Européennes : Leçons de campagne, l’unité et la novation (par Clémentine Autain pour le site des communistes refondateurs)

jeudi 30 juillet 2009.
 

Dans quelle mesure les élections européennes rebattent-elles les cartes à gauche ? Six électeurs sur dix ne sont pas allés voter : c’est le fait majeur. Et le PS s’est pris une nouvelle claque. Alors que la crise du capitalisme, l’ampleur des luttes sociales et la panne de la social-démocratie offraient un « boulevard » à la gauche radicale pour faire valoir son projet, elle ne sort pas gagnante de cette élection (1).
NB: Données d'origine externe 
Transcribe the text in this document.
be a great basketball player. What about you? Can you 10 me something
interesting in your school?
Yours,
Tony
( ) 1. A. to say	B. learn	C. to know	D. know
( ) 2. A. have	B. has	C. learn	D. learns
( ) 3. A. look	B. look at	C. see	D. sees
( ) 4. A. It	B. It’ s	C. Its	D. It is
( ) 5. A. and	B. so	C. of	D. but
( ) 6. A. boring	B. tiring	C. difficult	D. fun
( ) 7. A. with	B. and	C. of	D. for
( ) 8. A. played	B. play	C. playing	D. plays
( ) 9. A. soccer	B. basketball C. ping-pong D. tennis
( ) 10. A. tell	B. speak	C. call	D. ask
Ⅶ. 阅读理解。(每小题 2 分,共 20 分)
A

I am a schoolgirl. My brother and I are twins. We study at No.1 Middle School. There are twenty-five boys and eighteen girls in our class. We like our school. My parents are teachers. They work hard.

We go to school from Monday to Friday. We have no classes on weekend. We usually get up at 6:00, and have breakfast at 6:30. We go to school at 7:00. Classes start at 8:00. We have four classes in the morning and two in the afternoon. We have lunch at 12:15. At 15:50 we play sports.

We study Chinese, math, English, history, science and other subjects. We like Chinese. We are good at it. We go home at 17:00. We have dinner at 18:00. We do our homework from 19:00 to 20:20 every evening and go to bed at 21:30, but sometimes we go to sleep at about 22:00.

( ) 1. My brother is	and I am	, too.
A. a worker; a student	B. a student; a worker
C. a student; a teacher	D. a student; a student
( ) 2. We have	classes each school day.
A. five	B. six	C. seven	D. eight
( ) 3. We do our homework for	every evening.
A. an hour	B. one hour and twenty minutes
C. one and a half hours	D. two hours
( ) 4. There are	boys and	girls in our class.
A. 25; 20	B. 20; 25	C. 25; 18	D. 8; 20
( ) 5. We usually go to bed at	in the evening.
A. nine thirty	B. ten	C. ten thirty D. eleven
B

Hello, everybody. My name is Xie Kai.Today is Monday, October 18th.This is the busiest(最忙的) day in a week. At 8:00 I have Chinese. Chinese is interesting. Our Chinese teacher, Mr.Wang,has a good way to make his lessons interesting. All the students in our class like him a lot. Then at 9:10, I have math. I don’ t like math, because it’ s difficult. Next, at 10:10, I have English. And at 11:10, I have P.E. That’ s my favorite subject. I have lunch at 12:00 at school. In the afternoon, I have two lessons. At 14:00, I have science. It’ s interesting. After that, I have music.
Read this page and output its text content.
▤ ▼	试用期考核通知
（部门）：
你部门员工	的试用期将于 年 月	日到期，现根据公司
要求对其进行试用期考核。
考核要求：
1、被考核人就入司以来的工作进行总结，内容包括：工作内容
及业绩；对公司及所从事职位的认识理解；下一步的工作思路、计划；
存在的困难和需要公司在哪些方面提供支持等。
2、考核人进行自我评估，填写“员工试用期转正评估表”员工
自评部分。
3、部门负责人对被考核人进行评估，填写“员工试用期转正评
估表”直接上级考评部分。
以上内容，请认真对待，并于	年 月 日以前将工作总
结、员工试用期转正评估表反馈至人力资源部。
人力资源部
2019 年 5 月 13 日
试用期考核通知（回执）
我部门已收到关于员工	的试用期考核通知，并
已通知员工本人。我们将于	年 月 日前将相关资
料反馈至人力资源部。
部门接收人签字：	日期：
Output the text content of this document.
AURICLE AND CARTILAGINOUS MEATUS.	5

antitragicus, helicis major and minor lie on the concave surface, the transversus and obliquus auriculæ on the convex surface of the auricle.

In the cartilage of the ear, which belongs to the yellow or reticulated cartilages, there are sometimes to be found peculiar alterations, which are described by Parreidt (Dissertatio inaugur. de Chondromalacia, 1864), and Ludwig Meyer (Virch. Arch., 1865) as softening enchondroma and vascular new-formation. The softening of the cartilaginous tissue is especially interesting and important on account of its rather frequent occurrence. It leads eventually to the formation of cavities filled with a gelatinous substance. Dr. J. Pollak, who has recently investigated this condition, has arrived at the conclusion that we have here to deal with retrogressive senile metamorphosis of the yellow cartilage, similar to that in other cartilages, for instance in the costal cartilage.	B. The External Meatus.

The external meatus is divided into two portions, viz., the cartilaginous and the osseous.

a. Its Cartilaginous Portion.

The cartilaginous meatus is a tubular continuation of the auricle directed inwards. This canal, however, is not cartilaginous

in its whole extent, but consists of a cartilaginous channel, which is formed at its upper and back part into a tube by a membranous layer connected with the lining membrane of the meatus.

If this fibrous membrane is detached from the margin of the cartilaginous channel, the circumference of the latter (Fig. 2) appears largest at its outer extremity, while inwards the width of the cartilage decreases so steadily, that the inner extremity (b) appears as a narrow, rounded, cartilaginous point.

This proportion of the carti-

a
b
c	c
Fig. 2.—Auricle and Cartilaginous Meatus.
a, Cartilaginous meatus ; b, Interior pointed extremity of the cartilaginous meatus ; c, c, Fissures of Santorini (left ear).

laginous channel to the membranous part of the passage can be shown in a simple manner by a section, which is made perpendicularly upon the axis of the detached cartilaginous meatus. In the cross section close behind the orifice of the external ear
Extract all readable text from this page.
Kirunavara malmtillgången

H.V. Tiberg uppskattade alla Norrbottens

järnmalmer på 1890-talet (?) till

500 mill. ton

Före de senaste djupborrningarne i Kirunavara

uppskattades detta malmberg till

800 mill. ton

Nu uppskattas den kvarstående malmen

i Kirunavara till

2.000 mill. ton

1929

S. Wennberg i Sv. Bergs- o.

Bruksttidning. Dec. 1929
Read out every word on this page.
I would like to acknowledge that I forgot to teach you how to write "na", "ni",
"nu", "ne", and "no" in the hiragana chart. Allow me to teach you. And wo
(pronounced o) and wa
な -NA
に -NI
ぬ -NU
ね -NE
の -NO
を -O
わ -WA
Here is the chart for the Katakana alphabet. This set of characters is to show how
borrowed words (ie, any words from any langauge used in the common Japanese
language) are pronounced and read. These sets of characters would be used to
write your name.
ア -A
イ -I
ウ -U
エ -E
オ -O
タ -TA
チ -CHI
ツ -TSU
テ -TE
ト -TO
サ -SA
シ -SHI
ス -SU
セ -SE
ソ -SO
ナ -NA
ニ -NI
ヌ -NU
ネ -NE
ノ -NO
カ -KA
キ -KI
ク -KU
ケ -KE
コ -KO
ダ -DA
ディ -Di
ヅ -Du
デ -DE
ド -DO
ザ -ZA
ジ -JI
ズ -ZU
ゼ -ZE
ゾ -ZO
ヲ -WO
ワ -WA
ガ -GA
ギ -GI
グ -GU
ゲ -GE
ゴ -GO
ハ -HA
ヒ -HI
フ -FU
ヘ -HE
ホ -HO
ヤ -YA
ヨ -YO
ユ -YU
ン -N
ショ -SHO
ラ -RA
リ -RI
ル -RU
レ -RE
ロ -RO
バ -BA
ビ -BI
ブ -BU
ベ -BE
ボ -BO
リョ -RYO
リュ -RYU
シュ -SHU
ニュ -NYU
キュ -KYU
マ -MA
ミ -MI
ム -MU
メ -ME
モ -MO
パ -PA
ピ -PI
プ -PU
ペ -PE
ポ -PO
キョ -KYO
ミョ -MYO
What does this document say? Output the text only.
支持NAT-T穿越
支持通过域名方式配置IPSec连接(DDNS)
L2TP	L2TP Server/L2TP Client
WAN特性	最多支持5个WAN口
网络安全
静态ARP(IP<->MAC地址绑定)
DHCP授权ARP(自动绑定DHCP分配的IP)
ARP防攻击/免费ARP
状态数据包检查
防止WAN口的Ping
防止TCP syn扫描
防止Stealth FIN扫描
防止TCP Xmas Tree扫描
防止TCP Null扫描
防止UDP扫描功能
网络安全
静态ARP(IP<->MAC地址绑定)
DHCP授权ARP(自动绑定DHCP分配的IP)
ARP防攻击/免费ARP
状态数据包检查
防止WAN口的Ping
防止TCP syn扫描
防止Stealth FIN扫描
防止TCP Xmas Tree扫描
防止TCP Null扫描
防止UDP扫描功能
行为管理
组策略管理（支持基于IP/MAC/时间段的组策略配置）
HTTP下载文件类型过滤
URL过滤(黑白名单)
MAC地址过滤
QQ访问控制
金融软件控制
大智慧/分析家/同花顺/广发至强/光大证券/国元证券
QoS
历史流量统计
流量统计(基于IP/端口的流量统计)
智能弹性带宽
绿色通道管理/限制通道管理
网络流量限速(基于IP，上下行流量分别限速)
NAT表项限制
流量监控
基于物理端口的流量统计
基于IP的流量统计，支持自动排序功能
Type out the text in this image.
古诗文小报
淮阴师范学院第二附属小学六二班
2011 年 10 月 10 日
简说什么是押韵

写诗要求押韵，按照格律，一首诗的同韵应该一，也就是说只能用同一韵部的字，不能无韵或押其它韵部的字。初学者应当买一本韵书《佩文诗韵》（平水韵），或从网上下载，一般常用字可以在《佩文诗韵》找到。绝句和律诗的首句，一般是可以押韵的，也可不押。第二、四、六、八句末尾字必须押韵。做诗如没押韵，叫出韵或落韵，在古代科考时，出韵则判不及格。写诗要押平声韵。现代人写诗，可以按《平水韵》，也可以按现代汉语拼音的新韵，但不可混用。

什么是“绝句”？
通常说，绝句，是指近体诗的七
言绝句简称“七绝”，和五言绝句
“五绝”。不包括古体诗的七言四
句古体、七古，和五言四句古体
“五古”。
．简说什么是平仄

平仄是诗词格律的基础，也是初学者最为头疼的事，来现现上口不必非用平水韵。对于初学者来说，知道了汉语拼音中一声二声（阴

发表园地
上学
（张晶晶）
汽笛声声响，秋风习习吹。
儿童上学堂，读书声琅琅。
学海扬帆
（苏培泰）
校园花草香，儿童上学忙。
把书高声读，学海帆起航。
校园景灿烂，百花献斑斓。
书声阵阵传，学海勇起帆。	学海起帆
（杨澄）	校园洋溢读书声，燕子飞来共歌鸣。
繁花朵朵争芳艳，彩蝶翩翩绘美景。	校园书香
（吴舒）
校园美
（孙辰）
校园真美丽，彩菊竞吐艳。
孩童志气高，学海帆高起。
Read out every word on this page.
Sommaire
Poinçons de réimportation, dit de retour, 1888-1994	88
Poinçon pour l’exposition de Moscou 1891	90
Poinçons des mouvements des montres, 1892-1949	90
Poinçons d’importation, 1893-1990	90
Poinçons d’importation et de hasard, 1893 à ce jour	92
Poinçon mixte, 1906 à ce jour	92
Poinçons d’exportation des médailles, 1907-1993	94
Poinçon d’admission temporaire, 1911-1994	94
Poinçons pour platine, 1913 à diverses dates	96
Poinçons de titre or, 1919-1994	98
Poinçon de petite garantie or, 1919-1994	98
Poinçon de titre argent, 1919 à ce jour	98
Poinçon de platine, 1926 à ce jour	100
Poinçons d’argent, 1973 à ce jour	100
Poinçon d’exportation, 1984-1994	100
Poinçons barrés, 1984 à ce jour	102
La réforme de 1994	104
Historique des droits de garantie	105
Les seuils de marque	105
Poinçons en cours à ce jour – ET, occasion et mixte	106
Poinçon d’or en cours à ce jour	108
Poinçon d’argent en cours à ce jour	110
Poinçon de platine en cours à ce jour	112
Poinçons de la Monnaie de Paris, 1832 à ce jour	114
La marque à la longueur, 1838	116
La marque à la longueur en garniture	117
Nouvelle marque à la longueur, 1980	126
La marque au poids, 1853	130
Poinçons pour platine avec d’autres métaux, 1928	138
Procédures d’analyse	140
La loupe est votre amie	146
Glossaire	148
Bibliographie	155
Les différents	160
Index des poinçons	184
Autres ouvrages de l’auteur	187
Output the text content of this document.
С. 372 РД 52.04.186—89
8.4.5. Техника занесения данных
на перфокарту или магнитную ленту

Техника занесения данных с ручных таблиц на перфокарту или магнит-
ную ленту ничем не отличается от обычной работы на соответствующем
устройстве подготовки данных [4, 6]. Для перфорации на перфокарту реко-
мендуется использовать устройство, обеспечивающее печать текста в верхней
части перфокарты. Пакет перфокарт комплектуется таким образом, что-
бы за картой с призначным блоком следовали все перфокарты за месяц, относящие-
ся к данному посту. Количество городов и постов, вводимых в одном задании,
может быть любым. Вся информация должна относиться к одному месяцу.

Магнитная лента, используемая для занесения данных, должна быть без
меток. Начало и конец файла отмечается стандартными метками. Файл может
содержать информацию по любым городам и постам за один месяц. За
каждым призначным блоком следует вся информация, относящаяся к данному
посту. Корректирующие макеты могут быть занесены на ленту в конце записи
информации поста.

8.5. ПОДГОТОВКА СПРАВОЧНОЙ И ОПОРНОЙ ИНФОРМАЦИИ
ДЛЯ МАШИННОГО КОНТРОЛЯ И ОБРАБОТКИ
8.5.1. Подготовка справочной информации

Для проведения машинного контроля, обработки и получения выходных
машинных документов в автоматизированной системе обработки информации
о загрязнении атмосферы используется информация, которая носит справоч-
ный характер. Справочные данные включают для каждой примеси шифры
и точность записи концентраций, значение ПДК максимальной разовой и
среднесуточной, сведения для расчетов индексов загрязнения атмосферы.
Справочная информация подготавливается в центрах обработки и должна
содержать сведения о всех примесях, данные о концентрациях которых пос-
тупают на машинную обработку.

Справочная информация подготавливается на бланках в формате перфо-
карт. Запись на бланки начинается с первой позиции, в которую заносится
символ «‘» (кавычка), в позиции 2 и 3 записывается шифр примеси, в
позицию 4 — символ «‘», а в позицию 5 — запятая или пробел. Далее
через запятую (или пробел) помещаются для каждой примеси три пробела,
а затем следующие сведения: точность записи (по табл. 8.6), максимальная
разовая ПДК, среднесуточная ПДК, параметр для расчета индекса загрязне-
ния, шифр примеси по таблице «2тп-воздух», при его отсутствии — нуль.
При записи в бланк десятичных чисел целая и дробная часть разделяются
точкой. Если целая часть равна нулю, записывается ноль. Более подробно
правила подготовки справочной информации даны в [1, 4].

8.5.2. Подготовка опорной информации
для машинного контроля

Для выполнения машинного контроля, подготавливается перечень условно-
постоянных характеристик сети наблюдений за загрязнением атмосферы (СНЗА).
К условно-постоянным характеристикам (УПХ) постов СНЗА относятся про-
Pourtant, le score total du Front de gauche (PCF et Parti de gauche) et du NPA, auquel on peut ajouter les voix de LO, est tout sauf ridicule, puisqu’il avoisine les 12 %. Mais ses divisions l’empêchent une nouvelle fois d’apparaître comme la force qui polarise à gauche. Et c’est Europe Ecologie qui a empoché la mise…

Si Europe Ecologie a réussi à séduire, en particulier dans l’électorat socialiste déçu, c’est qu’elle a allié mise en scène de l’unité et de la novation. Quand le PS affichait péniblement un rassemblement de tribunes et tandis que l’autre gauche faisait listes à part, Europe Ecologie mariait la carpe et le lapin, Daniel Cohn-Bendit et José Bové. Les figures de proue de la campagne verte ne furent pas des responsables classiques d’appareils politiques mais des personnalités telles qu’Eva Joly, connues pour leur engagement dans des combats. Le caractère hybride de cette dynamique a fait en partie sa force. A l’heure de la crise de la représentation politique, ce parti pris a payé. En outre, au moment où les inquiétudes grandissent sur l’avenir de la planète, les thématiques écologiques ont mobilisé, en particulier un électorat jeune, urbain et diplômé, plus prompt que d’autres à aller voter. La tonalité concrète, avec la mise au premier plan de solutions positives (et non en pure opposition), a sans doute joué dans ce résultat inattendu d’Europe Ecologie, arrivé au coude à coude avec le PS.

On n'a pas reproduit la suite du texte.